Mengutip laman Climate via Trivia, sejak tahun 1880 suhu permukaan Bumi dinyatakan telah meningkat sebesar 2 derajat Fahrenheit atau setara 1 derajat Celcius. Detailnya, rata-rata peningkatan suhu di Bumi sebesar 0,14 derajat Fahrenheit atau 0,08 derajat Celcius per dekade.
Sementara itu, berdasarkan laporan yang diterbitkan oleh National Aeronautics and Space Administration (NASA) pada 2022, suhu permukaan Bumi naik 0,89 derajat Celcius. Lonjakan suhu ini cukup meningkat dibandingkan suhu rata-rata tahunan periode 1951-1980. Hal ini sebagaimana dikutip Katadata pada Februari lalu.
Data tersebut diperoleh dari NASA yang diambil berdasarkan pencatatan suhu yang dilakukan sepanjang tahun lewat stasiun cuaca, kapal, dan sensor laut di berbagai belahan dunia.
Selain itu untuk pengukuran suhu juga dibuktikan oleh data dari salah satu teknologi satelit NASA, Atmospheric Infrared Sounder (AIRS) yang mampu untuk memantau pancaran energi inframerah dari permukaan dan atmosfer Bumi.
Sepanjang periode 1981–2014 terlihat di setiap tahunnya bahwa ada kenaikan suhu permukaan bumi berkisar 0,1 derajat Celcius sampai 0,7 derajat Celcius dibandingkan dengan suhu rata-rata tahunan periode 1951-1980. Akan tetapi, sejak 2015 hingga saat ini justru malah meningkat lebih naik. Parahnya selalu lebih dari 0,8 derajat Celcius.

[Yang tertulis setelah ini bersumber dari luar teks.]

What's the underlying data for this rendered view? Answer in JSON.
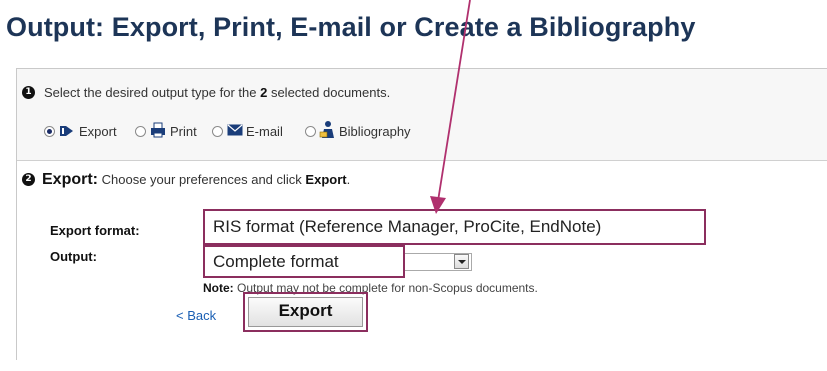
{
  "title": "Output: Export, Print, E-mail or Create a Bibliography",
  "step1": {
    "number": "1",
    "text_before": "Select the desired output type for the",
    "count": "2",
    "text_after": "selected documents.",
    "options": [
      {
        "label": "Export",
        "selected": true,
        "icon": "export-icon"
      },
      {
        "label": "Print",
        "selected": false,
        "icon": "printer-icon"
      },
      {
        "label": "E-mail",
        "selected": false,
        "icon": "envelope-icon"
      },
      {
        "label": "Bibliography",
        "selected": false,
        "icon": "bibliography-icon"
      }
    ]
  },
  "step2": {
    "number": "2",
    "heading": "Export:",
    "text_before": "Choose your preferences and click",
    "text_bold": "Export",
    "text_after": ".",
    "export_format_label": "Export format:",
    "export_format_value": "RIS format (Reference Manager, ProCite, EndNote)",
    "output_label": "Output:",
    "output_value": "Complete format",
    "note_label": "Note:",
    "note_text": "Output may not be complete for non-Scopus documents.",
    "back_label": "< Back",
    "export_button": "Export"
  },
  "colors": {
    "highlight_border": "#8b2e5e",
    "annotation_arrow": "#b0306e",
    "title": "#1d3557",
    "link": "#1a5fb4"
  }
}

Faktor utama Bumi semakin panas adalah karena disebabkan oleh efek gas-gas rumah kaca yang konsentrasinya semakin lama kian meningkat. Terutama untuk gas karbohidrat atau CO2 dan metana. Keduanya bisa “menaklukkan” panas dari atmosfer. Gas rumah kaca dihasilkan oleh pembakaran bahan bakar fosil.

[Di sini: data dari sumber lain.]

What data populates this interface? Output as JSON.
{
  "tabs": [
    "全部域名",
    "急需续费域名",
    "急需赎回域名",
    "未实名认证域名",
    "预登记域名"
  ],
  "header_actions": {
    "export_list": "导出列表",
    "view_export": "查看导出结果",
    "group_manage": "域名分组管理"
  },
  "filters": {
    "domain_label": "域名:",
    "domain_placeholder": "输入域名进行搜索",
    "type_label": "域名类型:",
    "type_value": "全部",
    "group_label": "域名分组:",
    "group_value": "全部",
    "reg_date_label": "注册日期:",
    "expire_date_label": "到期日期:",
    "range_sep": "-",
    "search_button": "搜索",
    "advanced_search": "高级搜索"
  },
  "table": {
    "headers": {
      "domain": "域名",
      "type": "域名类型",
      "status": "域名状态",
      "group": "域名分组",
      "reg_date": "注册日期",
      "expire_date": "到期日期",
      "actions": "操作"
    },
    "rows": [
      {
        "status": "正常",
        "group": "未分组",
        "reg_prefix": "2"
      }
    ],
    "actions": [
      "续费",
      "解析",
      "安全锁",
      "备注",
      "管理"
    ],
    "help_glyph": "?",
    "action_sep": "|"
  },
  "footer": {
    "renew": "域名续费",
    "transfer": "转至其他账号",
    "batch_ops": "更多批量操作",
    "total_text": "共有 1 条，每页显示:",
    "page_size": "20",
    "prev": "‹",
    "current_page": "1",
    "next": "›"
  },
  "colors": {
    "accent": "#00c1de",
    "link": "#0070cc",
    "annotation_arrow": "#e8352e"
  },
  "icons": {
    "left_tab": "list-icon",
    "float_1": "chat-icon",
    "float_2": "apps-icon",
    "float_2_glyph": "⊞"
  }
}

Umumnya, gas rumah kaca merupakan hal wajar berada di atmosfer, karena berguna demi menjaga Bumi tetap hangat untuk hidup. Namun, hal ini menjadi tidak baik apabila jumlahnya terlalu banyak, lantaran bisa memberikan rasa hangat yang berlebihan.
Terlebih, sejak tahun 1800-an jumlah karbon dioksida pada atmosfer Bumi ikut meningkat sekitar 280 ppm menjadi 410 ppm pada tahun 2019. Oleh karena itu, salah satu bentuk meminimalisir pembakaran energi fosil bisa dilakukan dengan cara menggantikannya menggunakan energi lebih ramah lingkungan.
“Jadi energi fosil itu perlu untuk dikendalikan, diminimalisasi. Pembakaran energi fosil ini perlu dikurangi atau bahkan digantikan energi yang lebih ramah lingkungan. Misalnya renewable energy, energi surya, energi angin, energi air,” tutur Kepala Badan Meteorologi, Klimatologi, dan Geofisika Indonesia (BMKG), Dwikorita Karnawati.
Atau bisa juga ketika musim hujan tiba, coba untuk memanen air hujan. Jadi air hujan tidak langsung mengalir ke sungai atau laut, melainkan ditampung melalui tandon-tandon air, di reservoar-reservoar di beberapa danau.
“Jadi memperbanyak upaya untuk menahan air atau meresapkan air ke dalam tanah sebagai air talang sehingga nanti kalau ada kemarau panjang, itu kita sudah punya cadangan,” tutup Dwikorita.